Martha leaned on the back of his chair. She put her hands on his throat. They were warm and he sighed. “You’re not well, are you?” It was a statement and he didn’t deny it.
“A cold,” he said. “I’ll shake it off.”
“I knew you took a chill. I’ll mix the medicine.”
“No—you know I never take anything for a cold. Let it go as
it came, without help.”
“But, George, you’re not as—”
“I know.” He raised a hand. “Ask Cullie for more tea.” There was a limit to just how much he would cosset himself. He was busy now … go back to the start, when things were simple. They had fought for eight fierce years; eyes shut, he let images of war roll in his mind. He had never seriously doubted they would win, and finally the British saw the reality and went home.
Ah, that November day in eighty-three! He’d grouped his troops just above New York City while the last British soldiers boarded ships off the Battery. Then, his big warhorse, Nelson, prancing under him—Old Nelson felt as proud as he did—he led the boys in. People lined the streets in awestruck silence and then burst into a stunning roar. Hats flew in the air, women rushed forward with hothouse flowers in thick bunches, Henry Knox’s cannon on the heights opened in wild salute …
Flowery welcome speeches said no one but General Washington could have held it all together and made independence work. That was fair enough. He had a clear sense of himself: solid, strong, able, self-contained, intelligent—but, mind you, not brilliant, not even clever, never scheming, not the most rapid man in thought, not intellectual, not a wide reader, his real interests agricultural, all qualities that meant he understood his men and they understood him.
He knew himself very well. Slow to decide but unshakeable when he did; profound judgment proved over the years.
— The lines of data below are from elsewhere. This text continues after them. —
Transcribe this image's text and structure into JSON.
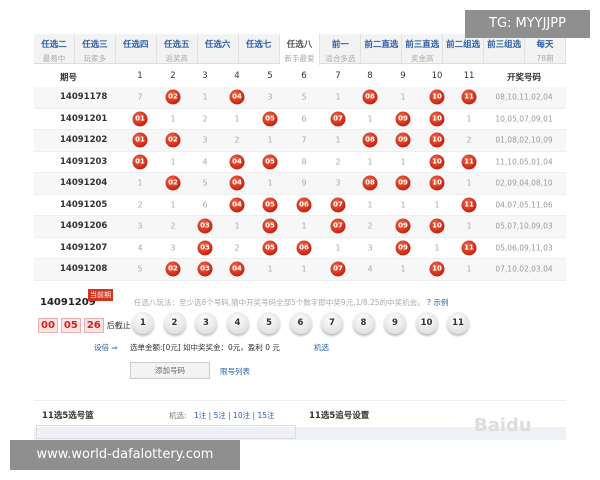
{
  "tabs": [
    {
      "title": "任选二",
      "sub": "最易中"
    },
    {
      "title": "任选三",
      "sub": "玩家多"
    },
    {
      "title": "任选四",
      "sub": ""
    },
    {
      "title": "任选五",
      "sub": "返奖高"
    },
    {
      "title": "任选六",
      "sub": ""
    },
    {
      "title": "任选七",
      "sub": ""
    },
    {
      "title": "任选八",
      "sub": "新手最爱",
      "active": true
    },
    {
      "title": "前一",
      "sub": "适合多选"
    },
    {
      "title": "前二直选",
      "sub": ""
    },
    {
      "title": "前三直选",
      "sub": "奖金高"
    },
    {
      "title": "前二组选",
      "sub": ""
    },
    {
      "title": "前三组选",
      "sub": ""
    },
    {
      "title": "每天",
      "sub": "78期"
    }
  ],
  "table": {
    "period_header": "期号",
    "columns": [
      "1",
      "2",
      "3",
      "4",
      "5",
      "6",
      "7",
      "8",
      "9",
      "10",
      "11"
    ],
    "draw_header": "开奖号码",
    "rows": [
      {
        "period": "14091178",
        "cells": [
          "7",
          "02",
          "1",
          "04",
          "3",
          "5",
          "1",
          "08",
          "1",
          "10",
          "11"
        ],
        "draw": "08,10,11,02,04"
      },
      {
        "period": "14091201",
        "cells": [
          "01",
          "1",
          "2",
          "1",
          "05",
          "6",
          "07",
          "1",
          "09",
          "10",
          "1"
        ],
        "draw": "10,05,07,09,01"
      },
      {
        "period": "14091202",
        "cells": [
          "01",
          "02",
          "3",
          "2",
          "1",
          "7",
          "1",
          "08",
          "09",
          "10",
          "2"
        ],
        "draw": "01,08,02,10,09"
      },
      {
        "period": "14091203",
        "cells": [
          "01",
          "1",
          "4",
          "04",
          "05",
          "8",
          "2",
          "1",
          "1",
          "10",
          "11"
        ],
        "draw": "11,10,05,01,04"
      },
      {
        "period": "14091204",
        "cells": [
          "1",
          "02",
          "5",
          "04",
          "1",
          "9",
          "3",
          "08",
          "09",
          "10",
          "1"
        ],
        "draw": "02,09,04,08,10"
      },
      {
        "period": "14091205",
        "cells": [
          "2",
          "1",
          "6",
          "04",
          "05",
          "06",
          "07",
          "1",
          "1",
          "1",
          "11"
        ],
        "draw": "04,07,05,11,06"
      },
      {
        "period": "14091206",
        "cells": [
          "3",
          "2",
          "03",
          "1",
          "05",
          "1",
          "07",
          "2",
          "09",
          "10",
          "1"
        ],
        "draw": "05,07,10,09,03"
      },
      {
        "period": "14091207",
        "cells": [
          "4",
          "3",
          "03",
          "2",
          "05",
          "06",
          "1",
          "3",
          "09",
          "1",
          "11"
        ],
        "draw": "05,06,09,11,03"
      },
      {
        "period": "14091208",
        "cells": [
          "5",
          "02",
          "03",
          "04",
          "1",
          "1",
          "07",
          "4",
          "1",
          "10",
          "1"
        ],
        "draw": "07,10,02,03,04"
      }
    ]
  },
  "bet": {
    "period": "14091209",
    "current_badge": "当前期",
    "countdown": {
      "h": "00",
      "m": "05",
      "s": "26",
      "suffix": "后截止"
    },
    "rule": "任选八玩法：至少选8个号码,猜中开奖号码全部5个数字即中奖9元,1/8.25的中奖机会。",
    "example": "? 示例",
    "numbers": [
      "1",
      "2",
      "3",
      "4",
      "5",
      "6",
      "7",
      "8",
      "9",
      "10",
      "11"
    ],
    "set_bet": "设倍 ⇒",
    "summary": "选单金额:[0元] 如中奖奖金：0元，盈利 0 元",
    "random": "机选",
    "add_button": "添加号码",
    "list_link": "限号列表"
  },
  "footer": {
    "basket_title": "11选5选号篮",
    "random_label": "机选:",
    "random_options": "1注 | 5注 | 10注 | 15注",
    "chase_title": "11选5追号设置"
  },
  "watermarks": {
    "top": "TG: MYYJJPP",
    "bottom": "www.world-dafalottery.com",
    "logo": "Bai du 经验"
  },
  "colors": {
    "ball": "#c8230f",
    "link": "#2b5fa8"
  }
}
He’d held them together, the boys suffering through winter after winter, gathering themselves for another awful forced march to another slashing attack and quick retreat—the men of the Revolution, great men, gallant, loyal, dangerous men with the taste of independence in their mouths.
Marched into New York to the boom of cannon and at four that very afternoon he summoned his senior officers to Fraunce’s Tavern not far from the Battery. Looking at their familiar faces, lined now where once they had been smooth and young, he felt the tears start. Grew worse as he took each in hard embrace, whispering thanks and farewell and Godspeed. An hour later he was crossing the Hudson, heading south. It was over.